So today we did a practice session with the two types of How Many? cards I created for our number talks for the first month of school.

If you want to know more about number talks in a homeschool environment, click here.

If you want to purchase the Dot Pattern and How Many? Prompt Cards, click here.

If you want to try before you buy, click here.

I started by telling the boys that we would be doing number talks this year to make the math part of our brain stronger. Normally, we will only do one a day, but today we would do two so that we could practice each type that I had prepared so far. I then told them the first card would be a dot pattern and that they would get to view the card for just a few seconds and then they had to tell me how many shapes they saw. The idea would be for them not to count the shapes, but for their brains to see groups of shapes to know how many there were. I told them the goal was not necessarily to have the ‘right’ answer although that is a good thing, but rather to talk about the process they used to figure out the answer. They wanted to write stuff down and I told them that rarely would we be writing during the number talks as we were really working on just using our brains to make them stronger.

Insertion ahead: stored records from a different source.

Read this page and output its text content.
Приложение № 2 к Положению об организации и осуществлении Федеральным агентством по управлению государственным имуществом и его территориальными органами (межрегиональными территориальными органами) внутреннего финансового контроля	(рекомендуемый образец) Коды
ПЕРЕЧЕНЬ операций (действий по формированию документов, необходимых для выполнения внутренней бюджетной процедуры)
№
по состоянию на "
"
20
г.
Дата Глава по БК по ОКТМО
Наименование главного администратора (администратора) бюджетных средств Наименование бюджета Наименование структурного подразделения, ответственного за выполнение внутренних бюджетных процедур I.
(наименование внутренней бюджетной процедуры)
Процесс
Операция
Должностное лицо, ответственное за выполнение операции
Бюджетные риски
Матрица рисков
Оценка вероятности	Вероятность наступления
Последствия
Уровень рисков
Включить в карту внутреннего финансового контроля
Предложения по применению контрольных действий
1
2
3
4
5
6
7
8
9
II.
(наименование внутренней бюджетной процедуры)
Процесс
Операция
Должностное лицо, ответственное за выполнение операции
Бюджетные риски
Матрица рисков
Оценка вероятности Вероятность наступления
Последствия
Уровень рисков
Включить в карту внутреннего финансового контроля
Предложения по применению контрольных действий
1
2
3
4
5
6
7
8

The first card we did was a simple dot pattern and went quite well. Here is the card we used:

Big Fish raised his hand first after viewing the card for three seconds and said that there were 5 shapes because he saw 2 on the left and 3 on the right and he knew 2 +3 =5. Yes! That is about the most perfect answer you could say and I swear I did not prep him for it! Little Fish then said he saw 2 and 2 and 1 and then his brain just knew that was 5. I had him show me on the card where he saw each of those groups and he did this. Then, one of them went on to say that you could say the one on the left is by itself and then the 4 on the right are together and 4 + 1 =5. I wrote all of their responses on the board AFTER they were done explaining themselves.

So next I pulled out this card and asked them how many they saw. I told them that they could interpret that question however they wanted.

Well, the wonderful feeling I had about how quickly they caught onto the idea with the dot pattern was quickly swept away! Ha! They really got stuck on wanting to count how many total objects were in the picture. So we discussed this and then wrote it down and then I prompted them a few times about what else could we count in the picture. They really weren’t taking my hint, though. Finally, Big Fish did say there were 3 groups of objects, one being the oranges, another the eggs, and a third group being the glasses etc. Ok, maybe we were getting somewhere. But….no. So finally I just asked outright, “What if we just counted the oranges? So then Big Fish told me there were 10 orange slices. Ok, good. “But are they really slices?” “They are orange circles.” “hmmm….”. Finally, Little Fish piped up that they are halves of oranges. Yes! Ok, so then how many whole oranges do we see? 5! Yes! Then, Big Fish decided he was going to start naming all the different ways to make 10 with the oranges so we went with that for awhile and maybe I should have let him go through all the ways, but Little Fish, our tactile learner, was checking out. So I prompted them to look at the eggs. They then told me there were 5 eggs and then realized there were 5 empty spaces and that you could see they were arranged 4 in one row (I had to give them the word “row” to help them explain) and 1 in the other row. Finally, Little Fish asked if we could be done so I obliged and stated that this is why we will normally do only one card during morning meetings! Again, I had written everything down after they finished explaining themselves.

But, then the best part may have been that Big Fish came into Little Fish’s closet classroom a little while later to see what he was doing in math and then started playing with the math balance saying how it was the coolest thing. He now wants to switch from doing Teaching Textbooks on the computer for math to the same math as his brother (RightStart Math). Umm…no, child, we already invested $100+ in your math for this year. We can make a change for 5th grade! But, I do love that all of sudden he was wanting to play around with numbers and try different things!